The Log Analysis Project is a python tool created to query a database called newsdata.sql and produce a report for the following questions:
- What are the top three articles by views
- Who are the authors with the most viewed articles overall.
- On what days were there more than 1% of requests leading to errors
Excluding minor modules, the key tools used for this project include the following:
- Virtual Box: https://www.virtualbox.org/wiki/Downloads
- Vagrant: https://www.vagrantup.com/downloads.html
- Vagrant File by Udacity: https://github.com/udacity/fullstack-nanodegree-vm/blob/master/vagrant/Vagrantfile
- PostgreSQL
- Python3
- Visual Studio Code
- Psycopg2
The easiest to get started with the right environment is to clone the Udacity full stack vm repo: https://github.com/udacity/fullstack-nanodegree-vm
- Make sure you have the tools identified above installed (or your favourite alternatives) and set up. Some require a pip3 or sudo -apt install.

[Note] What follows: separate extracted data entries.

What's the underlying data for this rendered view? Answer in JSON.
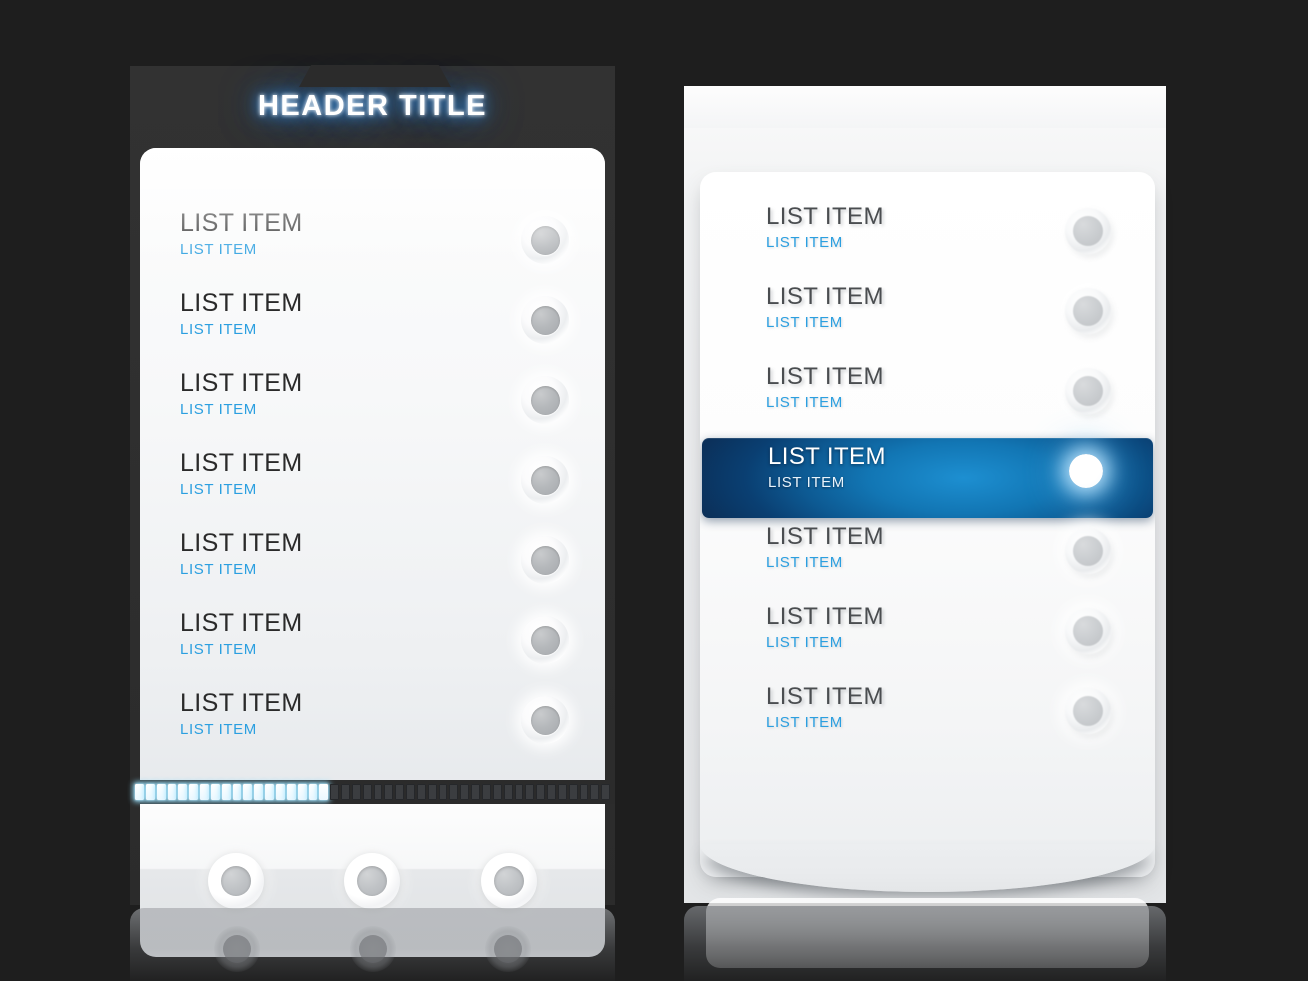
{
  "left_panel": {
    "header": {
      "title": "HEADER TITLE"
    },
    "items": [
      {
        "title": "LIST ITEM",
        "subtitle": "LIST ITEM",
        "knob": "circle-knob-icon"
      },
      {
        "title": "LIST ITEM",
        "subtitle": "LIST ITEM",
        "knob": "circle-knob-icon"
      },
      {
        "title": "LIST ITEM",
        "subtitle": "LIST ITEM",
        "knob": "circle-knob-icon"
      },
      {
        "title": "LIST ITEM",
        "subtitle": "LIST ITEM",
        "knob": "circle-knob-icon"
      },
      {
        "title": "LIST ITEM",
        "subtitle": "LIST ITEM",
        "knob": "circle-knob-icon"
      },
      {
        "title": "LIST ITEM",
        "subtitle": "LIST ITEM",
        "knob": "circle-knob-icon"
      },
      {
        "title": "LIST ITEM",
        "subtitle": "LIST ITEM",
        "knob": "circle-knob-icon"
      }
    ],
    "progress": {
      "total_segments": 44,
      "filled_segments": 18,
      "percent": 41
    },
    "footer_buttons": [
      {
        "icon": "circle-button-icon"
      },
      {
        "icon": "circle-button-icon"
      },
      {
        "icon": "circle-button-icon"
      }
    ]
  },
  "right_panel": {
    "items": [
      {
        "title": "LIST ITEM",
        "subtitle": "LIST ITEM",
        "selected": false,
        "knob": "circle-knob-icon"
      },
      {
        "title": "LIST ITEM",
        "subtitle": "LIST ITEM",
        "selected": false,
        "knob": "circle-knob-icon"
      },
      {
        "title": "LIST ITEM",
        "subtitle": "LIST ITEM",
        "selected": false,
        "knob": "circle-knob-icon"
      },
      {
        "title": "LIST ITEM",
        "subtitle": "LIST ITEM",
        "selected": true,
        "knob": "selected-indicator-icon"
      },
      {
        "title": "LIST ITEM",
        "subtitle": "LIST ITEM",
        "selected": false,
        "knob": "circle-knob-icon"
      },
      {
        "title": "LIST ITEM",
        "subtitle": "LIST ITEM",
        "selected": false,
        "knob": "circle-knob-icon"
      },
      {
        "title": "LIST ITEM",
        "subtitle": "LIST ITEM",
        "selected": false,
        "knob": "circle-knob-icon"
      }
    ]
  },
  "colors": {
    "background": "#1e1e1e",
    "left_frame": "#2e2e2e",
    "accent_blue": "#2b9fe0",
    "title_glow": "#3b8fe0",
    "selected_row_core": "#1d8fd1",
    "selected_row_edge": "#0b2f58",
    "progress_fill": "#eaf8ff",
    "progress_empty": "#3b3d40",
    "title_text": "#ffffff",
    "item_title_left": "#2a2a2a",
    "item_title_right": "#4a4d50"
  }
}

- Make sure you're in the /vagrant directory based on the Udacity repo you cloned earlier.
- Enter 'vagrant up' into your terminal to get vagrant started up
- Enter 'vagrant ssh' to ssh into your linux instance
- Enter 'psql -d news -f newsdata.sql' to connect with the database
- If you want to test out the reporting tool rather than make one, clone my log-analysis repo or download the dbscript.py file and place it in the /vagrant directory
- Enter 'python3 dbquery.py' in your terminal to run it
I'd like to acknowledge Udacity as most of the processes I followed are based on the lectures. I also made use of Psycopg and PostgreSQl documentations and some stack overflow searches when stuck.